Günlerdir sürecin ekonomik tarafına odaklanırken “iktisadi” tarafını unutarak muhalefet yapıldı. Milyar dolarlarca paranın ülke adına kazanılıp kazanılmaması bir problemken, paranın aslında sadece bir satın alma aracı olduğu gerçeğini unutmuş oldular. Bu durumda, ülke sınırlarına giren bir savaş uçağına “yerinde ve gerekli” bir tepki veren TSK’nın aslında milyar dolarlardan çok daha kıymetli bir “egemenlik hakkını” muhafaza ettiğini unutarak köşeler kaleme aldılar.

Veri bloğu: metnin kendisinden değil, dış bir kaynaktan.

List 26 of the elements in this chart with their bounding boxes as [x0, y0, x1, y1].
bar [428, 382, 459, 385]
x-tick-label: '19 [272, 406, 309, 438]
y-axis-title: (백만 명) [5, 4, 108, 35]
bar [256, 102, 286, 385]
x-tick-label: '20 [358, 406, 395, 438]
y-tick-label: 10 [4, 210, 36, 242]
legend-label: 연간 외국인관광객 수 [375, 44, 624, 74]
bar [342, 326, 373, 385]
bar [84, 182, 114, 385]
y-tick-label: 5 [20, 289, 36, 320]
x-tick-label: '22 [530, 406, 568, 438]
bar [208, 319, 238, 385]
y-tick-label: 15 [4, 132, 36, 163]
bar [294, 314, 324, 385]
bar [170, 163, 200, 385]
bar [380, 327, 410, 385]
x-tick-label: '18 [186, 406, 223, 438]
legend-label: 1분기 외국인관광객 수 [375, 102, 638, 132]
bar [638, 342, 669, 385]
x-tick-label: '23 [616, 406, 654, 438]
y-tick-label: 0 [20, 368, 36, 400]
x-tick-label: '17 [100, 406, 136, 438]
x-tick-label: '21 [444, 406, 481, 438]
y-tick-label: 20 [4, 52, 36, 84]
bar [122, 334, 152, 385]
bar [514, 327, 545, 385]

İşte iktisadi yorumun burada devreye girmesi gerekiyor. “Türkiye bu olaydan zararda mı çıktı?” sorusu ancak bu şekilde cevaplanabiliyor. Sadece basit artılar ve eksiler içinde yorumlanacaksa dahi; doğalgazın kesilme ihtimali ya da ihracat daralması “eksilerinin” yanında neyi artı olarak yazabileceğimizi unutmamak gerekiyor. Şayet, yurdum insanı arasında “Türkiye, sınırlarından içeri giren bir savaş uçağına göz yumsun da biraz daha refah yaşayalım, kışı daha ucuza daha sıcak geçirelim” diyen bir kesim varsa onlardan şu sorunun cevabını samimiyetle bekliyorum: “Ne ile neyi satın almaya çalışıyorsunuz?”

Kronik Muhalefet

Kendini “vatandaşlarının değerlerine saygılı, halkla kaynaşmış bir elit(!)” gören bir yazar, Türkiye’nin kendi sınırını meşru müdafaa etmesini, Rusya limanlarını bombalayan Osmanlı gemileri ile özdeşleştirip, kendi topraklarını korumayı “macera” olarak yorumlayabiliyorsa bu ülkede muhalefet şunu halen öğrenememiş demektir. Siyaset bu ülkenin menfaati için yapılır. Siyasiler bu ülkenin menfaatini kendi ideolojilerinde gördükleri için tartışırlar. En azından teoride olması gereken budur.  Bugün bir elit(!) fikir yoksunu fikir insanı “Erdoğan’a nereden vurabilirim?” mülahazasıyla düşen uçakta Rusya’yı savunuyorsa “en büyük tehlikeyi yanlış yerde arıyoruz demektir.”